Monday, July 6, 2009

What is Jane Austen's attitude towards men as a whole?

Jane Austen's attitude towards men doesn't differ from her attitude toward people as a whole: she values those who are honest, compassionate, genuinely courteous, and straightforward in their dealings with others. In Pride and Prejudice, Elizabeth Bennet learns to value men for the quality of their character: she comes to understand, for example, that although Mr. Darcy initially appears as cold and a snob who doesn't think she's pretty enough to be worth dancing with, underneath he is an honest and stable person who goes to great trouble to help her family out at a moment of crisis. Meanwhile, though she falls hard for the charming and sexually appealing Wickham, Elizabeth comes to recognize that his outward appearance masks a weak and dishonest person. 

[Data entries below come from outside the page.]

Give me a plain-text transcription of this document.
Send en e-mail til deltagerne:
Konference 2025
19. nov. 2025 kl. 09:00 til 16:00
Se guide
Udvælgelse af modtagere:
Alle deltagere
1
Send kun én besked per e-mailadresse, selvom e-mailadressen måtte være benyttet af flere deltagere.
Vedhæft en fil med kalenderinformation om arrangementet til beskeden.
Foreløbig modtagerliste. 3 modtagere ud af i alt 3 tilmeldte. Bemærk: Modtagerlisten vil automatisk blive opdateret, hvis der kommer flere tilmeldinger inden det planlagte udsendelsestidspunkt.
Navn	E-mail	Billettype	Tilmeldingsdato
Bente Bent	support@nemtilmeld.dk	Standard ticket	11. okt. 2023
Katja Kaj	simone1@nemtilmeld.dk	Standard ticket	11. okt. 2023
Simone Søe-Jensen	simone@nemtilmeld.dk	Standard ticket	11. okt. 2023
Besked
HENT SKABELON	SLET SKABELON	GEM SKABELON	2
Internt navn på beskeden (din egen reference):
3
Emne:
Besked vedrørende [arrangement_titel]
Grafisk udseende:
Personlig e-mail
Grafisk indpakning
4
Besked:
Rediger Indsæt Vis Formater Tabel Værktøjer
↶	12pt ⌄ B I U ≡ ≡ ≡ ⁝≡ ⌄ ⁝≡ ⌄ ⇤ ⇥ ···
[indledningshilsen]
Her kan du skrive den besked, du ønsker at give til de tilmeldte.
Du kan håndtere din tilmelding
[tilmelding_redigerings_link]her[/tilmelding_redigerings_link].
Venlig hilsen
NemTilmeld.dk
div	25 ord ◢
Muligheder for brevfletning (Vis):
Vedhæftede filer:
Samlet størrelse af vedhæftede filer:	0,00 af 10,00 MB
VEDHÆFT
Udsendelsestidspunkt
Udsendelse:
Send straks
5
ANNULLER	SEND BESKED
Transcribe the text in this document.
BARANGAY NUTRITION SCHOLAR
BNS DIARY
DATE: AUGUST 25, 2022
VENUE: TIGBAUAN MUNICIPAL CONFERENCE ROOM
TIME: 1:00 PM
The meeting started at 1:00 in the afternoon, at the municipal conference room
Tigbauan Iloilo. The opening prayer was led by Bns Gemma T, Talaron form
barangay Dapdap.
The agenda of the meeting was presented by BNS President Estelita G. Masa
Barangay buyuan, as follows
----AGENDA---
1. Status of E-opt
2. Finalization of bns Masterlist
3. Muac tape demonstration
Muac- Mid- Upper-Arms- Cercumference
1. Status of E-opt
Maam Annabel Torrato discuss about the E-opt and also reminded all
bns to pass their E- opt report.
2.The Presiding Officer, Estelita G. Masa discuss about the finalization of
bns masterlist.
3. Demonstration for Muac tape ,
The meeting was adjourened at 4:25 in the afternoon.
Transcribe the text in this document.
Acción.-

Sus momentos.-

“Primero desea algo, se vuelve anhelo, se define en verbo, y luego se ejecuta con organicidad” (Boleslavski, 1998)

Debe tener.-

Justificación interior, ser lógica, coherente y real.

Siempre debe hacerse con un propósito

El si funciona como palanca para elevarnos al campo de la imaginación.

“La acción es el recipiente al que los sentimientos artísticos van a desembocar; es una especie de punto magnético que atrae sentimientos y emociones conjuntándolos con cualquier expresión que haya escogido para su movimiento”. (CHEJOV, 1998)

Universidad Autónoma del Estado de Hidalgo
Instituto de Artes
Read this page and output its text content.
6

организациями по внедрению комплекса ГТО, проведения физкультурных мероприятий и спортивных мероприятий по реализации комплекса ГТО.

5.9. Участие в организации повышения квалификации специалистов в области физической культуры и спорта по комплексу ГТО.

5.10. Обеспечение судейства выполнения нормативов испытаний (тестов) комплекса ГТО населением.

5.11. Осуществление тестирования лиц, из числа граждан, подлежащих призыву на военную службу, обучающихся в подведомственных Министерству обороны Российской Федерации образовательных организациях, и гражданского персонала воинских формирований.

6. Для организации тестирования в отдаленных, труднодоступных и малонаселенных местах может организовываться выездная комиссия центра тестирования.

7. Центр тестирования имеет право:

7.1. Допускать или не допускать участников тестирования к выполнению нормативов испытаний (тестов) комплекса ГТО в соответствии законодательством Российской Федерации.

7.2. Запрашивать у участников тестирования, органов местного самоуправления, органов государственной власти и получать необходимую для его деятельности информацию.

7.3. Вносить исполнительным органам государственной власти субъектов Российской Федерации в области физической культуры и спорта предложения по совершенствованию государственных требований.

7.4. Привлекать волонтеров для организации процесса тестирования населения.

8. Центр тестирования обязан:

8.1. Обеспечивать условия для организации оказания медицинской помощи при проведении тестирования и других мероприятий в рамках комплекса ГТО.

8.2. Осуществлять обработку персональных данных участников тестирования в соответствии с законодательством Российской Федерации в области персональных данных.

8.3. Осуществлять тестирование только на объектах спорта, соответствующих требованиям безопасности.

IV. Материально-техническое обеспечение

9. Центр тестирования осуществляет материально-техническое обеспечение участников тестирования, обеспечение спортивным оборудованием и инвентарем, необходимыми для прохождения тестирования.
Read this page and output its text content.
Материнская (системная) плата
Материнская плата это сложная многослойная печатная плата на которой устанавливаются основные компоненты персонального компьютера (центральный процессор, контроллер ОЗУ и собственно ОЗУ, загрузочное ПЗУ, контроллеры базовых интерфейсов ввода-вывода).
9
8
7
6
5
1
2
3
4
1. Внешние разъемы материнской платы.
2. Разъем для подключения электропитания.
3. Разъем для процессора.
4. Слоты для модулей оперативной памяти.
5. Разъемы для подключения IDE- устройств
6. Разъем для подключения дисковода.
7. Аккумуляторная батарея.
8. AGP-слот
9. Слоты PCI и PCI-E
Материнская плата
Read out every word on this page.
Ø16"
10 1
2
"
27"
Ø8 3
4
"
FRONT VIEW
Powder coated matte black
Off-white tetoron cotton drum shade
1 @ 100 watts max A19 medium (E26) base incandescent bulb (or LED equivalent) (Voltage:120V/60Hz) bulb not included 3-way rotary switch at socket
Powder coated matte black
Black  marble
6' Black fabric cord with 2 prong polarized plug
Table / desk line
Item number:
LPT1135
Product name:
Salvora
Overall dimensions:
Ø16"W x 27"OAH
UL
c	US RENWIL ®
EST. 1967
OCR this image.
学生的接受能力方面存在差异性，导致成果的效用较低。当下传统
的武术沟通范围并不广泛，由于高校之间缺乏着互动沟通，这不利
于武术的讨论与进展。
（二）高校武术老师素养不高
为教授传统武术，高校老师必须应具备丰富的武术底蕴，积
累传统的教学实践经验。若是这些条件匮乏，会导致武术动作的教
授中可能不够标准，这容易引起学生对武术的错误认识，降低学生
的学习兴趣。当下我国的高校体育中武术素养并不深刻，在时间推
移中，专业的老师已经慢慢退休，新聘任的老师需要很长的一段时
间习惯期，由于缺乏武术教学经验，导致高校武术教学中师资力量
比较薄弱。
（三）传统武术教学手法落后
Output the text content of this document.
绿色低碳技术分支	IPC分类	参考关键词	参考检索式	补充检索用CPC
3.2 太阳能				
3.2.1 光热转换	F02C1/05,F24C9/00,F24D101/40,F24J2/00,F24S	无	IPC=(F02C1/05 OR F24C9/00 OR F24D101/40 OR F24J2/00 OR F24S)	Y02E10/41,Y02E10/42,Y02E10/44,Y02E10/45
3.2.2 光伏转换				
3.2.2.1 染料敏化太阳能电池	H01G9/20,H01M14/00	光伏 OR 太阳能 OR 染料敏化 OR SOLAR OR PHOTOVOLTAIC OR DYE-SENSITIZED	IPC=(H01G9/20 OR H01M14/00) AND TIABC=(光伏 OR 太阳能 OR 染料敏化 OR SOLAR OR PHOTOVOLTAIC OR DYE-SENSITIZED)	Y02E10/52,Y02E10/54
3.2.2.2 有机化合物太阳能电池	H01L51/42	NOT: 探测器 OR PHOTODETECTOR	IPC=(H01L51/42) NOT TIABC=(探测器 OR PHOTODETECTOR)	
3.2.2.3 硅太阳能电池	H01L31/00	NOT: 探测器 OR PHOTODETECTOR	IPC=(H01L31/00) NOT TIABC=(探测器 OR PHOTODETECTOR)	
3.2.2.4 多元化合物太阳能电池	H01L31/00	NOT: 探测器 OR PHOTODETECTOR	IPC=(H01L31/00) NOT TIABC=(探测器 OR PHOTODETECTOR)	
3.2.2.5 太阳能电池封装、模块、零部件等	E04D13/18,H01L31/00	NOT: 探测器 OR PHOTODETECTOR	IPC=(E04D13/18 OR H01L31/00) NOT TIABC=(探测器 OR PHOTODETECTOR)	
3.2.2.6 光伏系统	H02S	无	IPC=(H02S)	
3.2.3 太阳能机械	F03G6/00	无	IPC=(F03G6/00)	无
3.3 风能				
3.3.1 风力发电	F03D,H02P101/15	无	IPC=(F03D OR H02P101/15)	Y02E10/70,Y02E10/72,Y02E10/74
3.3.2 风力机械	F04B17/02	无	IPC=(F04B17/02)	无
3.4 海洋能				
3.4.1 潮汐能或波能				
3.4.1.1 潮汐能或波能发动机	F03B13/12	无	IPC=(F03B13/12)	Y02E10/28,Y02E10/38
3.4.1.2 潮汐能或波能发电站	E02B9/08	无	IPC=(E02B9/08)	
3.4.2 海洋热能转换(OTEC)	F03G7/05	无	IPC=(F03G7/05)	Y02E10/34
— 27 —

Austen also condemns Mr. Collins as a pompous fool, and as a mean one too, when he condemns Lydia harshly after his elopement and puts his own needs ahead of helping the family. Austen has some sympathy for Collins, noting he grew up with a harsh father, but in the end, skewers people like him who shamelessly flatter the rich and powerful, and who evaluate others on the basis of their status rather than their hearts. Austen has, as well, little love for fools and hypocrites like Collins who preach to others without sympathy or compassion. 


As DW Harding outlines in a famous essay called "Regulated Hatred," Austen, under the cool facade of her writing style, exposes the small but very real tortures people inflict on others in a rigidly class-based society in which some have money and power and some don't.